Weiter ist unklar, ob sich das geplante Vorhaben „einfügt“ i. S. d. § 34 Abs. 1 Satz 1 BauGB und damit die erforderliche Rücksicht auf die Umgebungsbebauung nimmt. Die Frage nach der grundsätzlichen bauplanungsrechtlichen Zulässigkeit nach § 34 BauGB bezieht sich dabei auf das jeweils abgefragte Kriterium des § 34 Abs. 1 BauGB und umfasst regelmäßig auch das Gebot der Rücksichtnahme. Es ist zweifelhaft, kann aber hier letztlich unentschieden bleiben, ob über die abgefragte bauplanungsrechtliche Zulässigkeit des Vorhabens gemäß § 34 BauGB unter Ausklammerung des Gebots der Rücksichtnahme entschieden werden kann, oder ob dies unzulässig ist, weil das Rücksichtnahmegebot als ungeschriebenes Tatbestandsmerkmal im Begriff des Sicheinfügens eines Vorhabens in die nähere Umgebung enthalten ist (Decker in Simon/Busse, a. a. O., Art. 71 BayBO Rn. 73 m. w. N.).
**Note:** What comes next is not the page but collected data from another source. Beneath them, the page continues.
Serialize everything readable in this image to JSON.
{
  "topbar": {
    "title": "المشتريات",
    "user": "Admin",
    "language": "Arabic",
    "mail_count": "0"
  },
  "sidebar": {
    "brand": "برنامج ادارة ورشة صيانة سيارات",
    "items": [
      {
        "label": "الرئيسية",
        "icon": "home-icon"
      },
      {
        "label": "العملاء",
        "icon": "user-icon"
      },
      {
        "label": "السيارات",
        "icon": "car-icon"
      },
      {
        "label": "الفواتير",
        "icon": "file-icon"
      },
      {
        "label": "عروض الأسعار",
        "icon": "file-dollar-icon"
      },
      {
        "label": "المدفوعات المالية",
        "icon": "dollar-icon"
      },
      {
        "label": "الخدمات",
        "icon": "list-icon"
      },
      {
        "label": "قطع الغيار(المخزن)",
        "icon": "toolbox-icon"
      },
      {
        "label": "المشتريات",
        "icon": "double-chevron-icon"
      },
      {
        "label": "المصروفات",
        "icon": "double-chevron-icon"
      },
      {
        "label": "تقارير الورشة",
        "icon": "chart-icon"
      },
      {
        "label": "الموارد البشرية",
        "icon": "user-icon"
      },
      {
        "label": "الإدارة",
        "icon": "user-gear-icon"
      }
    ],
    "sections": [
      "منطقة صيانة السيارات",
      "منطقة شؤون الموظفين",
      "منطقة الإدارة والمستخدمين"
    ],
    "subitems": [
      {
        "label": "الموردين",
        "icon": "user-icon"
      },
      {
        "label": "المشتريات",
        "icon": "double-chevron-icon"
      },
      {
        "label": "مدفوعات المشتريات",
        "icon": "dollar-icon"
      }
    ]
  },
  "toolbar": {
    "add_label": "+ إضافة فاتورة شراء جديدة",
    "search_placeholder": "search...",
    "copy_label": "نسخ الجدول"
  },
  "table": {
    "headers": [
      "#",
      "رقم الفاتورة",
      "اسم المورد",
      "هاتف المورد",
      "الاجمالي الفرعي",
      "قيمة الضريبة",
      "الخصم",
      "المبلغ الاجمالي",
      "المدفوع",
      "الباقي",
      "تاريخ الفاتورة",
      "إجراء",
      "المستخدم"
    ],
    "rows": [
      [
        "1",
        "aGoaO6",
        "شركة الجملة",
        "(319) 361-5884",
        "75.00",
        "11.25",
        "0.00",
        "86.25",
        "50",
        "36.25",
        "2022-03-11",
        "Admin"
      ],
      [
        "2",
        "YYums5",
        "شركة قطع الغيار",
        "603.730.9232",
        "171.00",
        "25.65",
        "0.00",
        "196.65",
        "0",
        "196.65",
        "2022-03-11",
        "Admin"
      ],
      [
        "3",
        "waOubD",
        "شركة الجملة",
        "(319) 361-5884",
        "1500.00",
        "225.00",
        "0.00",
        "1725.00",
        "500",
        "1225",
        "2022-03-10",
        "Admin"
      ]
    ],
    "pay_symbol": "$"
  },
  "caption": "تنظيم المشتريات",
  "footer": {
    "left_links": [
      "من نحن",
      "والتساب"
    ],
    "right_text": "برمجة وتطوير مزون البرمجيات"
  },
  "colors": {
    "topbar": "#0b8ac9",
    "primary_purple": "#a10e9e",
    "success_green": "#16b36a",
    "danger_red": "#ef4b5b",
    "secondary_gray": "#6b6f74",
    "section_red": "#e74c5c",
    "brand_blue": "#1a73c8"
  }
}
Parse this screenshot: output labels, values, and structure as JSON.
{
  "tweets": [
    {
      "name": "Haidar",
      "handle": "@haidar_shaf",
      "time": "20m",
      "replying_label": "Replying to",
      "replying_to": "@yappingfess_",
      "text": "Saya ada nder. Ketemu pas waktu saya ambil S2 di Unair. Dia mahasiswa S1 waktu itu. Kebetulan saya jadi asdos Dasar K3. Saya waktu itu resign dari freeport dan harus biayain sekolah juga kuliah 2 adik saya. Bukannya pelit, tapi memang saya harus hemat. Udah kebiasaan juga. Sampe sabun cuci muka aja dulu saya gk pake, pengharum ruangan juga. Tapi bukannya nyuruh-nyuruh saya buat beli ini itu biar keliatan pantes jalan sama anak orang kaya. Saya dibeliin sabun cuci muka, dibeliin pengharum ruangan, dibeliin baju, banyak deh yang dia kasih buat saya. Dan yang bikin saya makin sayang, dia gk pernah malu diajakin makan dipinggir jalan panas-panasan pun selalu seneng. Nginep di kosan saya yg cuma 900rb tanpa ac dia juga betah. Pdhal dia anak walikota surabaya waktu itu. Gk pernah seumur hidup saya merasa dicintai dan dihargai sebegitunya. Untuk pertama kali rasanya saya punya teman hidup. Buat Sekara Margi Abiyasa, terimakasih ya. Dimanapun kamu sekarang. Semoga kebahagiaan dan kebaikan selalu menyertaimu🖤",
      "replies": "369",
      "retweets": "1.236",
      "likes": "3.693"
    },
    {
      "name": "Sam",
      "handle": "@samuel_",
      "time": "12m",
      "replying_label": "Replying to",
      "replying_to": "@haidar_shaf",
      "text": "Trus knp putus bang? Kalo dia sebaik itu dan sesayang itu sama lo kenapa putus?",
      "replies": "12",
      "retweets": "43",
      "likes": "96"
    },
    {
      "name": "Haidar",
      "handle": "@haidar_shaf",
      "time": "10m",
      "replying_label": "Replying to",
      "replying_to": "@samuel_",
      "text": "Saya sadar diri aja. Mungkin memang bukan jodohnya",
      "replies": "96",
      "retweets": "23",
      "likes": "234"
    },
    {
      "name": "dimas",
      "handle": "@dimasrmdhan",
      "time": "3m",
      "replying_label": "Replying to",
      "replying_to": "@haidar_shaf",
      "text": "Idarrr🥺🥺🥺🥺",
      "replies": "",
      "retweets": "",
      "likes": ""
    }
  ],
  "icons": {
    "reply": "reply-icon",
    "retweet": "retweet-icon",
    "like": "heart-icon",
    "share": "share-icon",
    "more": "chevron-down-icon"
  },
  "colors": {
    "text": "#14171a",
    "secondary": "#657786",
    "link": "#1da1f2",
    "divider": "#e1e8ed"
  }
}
Dafür, dass hier mit dem Vorbescheidsantrag auch die Frage der Rücksichtnahme geklärt werden sollte, spricht das Vorbringen des Beigeladenen als Antragsteller, der sich im Klageverfahren darauf beruft, die Fragestellung sei so konkret gefasst, dass es der Behörde ohne weiteres möglich sei, insbesondere auch die Gebietsverträglichkeit des Vorhabens – unter Beachtung des Gebots der Rücksichtnahme – zu beurteilen. Eine Beurteilung, ob das Vorhaben das Gebot der Rücksichtnahme verletzt, ist jedoch anhand der vorgelegten Unterlagen nicht möglich. Das Gebot der Rücksichtnahme enthält dabei ein dem § 15 Abs. 1 BauNVO entsprechendes Prüfprogramm (Söfker in Ernst/Zinkahn/Bielenberg, BauGB, Stand Aug. 2015, § 34 Rn. 48). Zweifelhaft ist hier, ob das Vorhaben nach seinem Umfang der Eigenart des Baugebiets widerspricht (vgl. § 15 Abs. 1 Satz 1 BauNVO), ob hier also Quantität in Qualität umschlägt und die Größe der baulichen Anlage die Art der baulichen Nutzung erfasst (vgl. BVerwG, U.v. 16.3.1995 – 4 C 3.94 – NVwZ 1995, 899 – juris Rn. 17). Zur Beurteilung dieser Frage wäre eine Betriebsbeschreibung erforderlich gewesen, aus der mindestens die Zahl der Heimbewohner, die Belegungsdichte der Unterkünfte und die groben Betriebsabläufe hervorgehen. Eine solche liegt jedoch nicht vor.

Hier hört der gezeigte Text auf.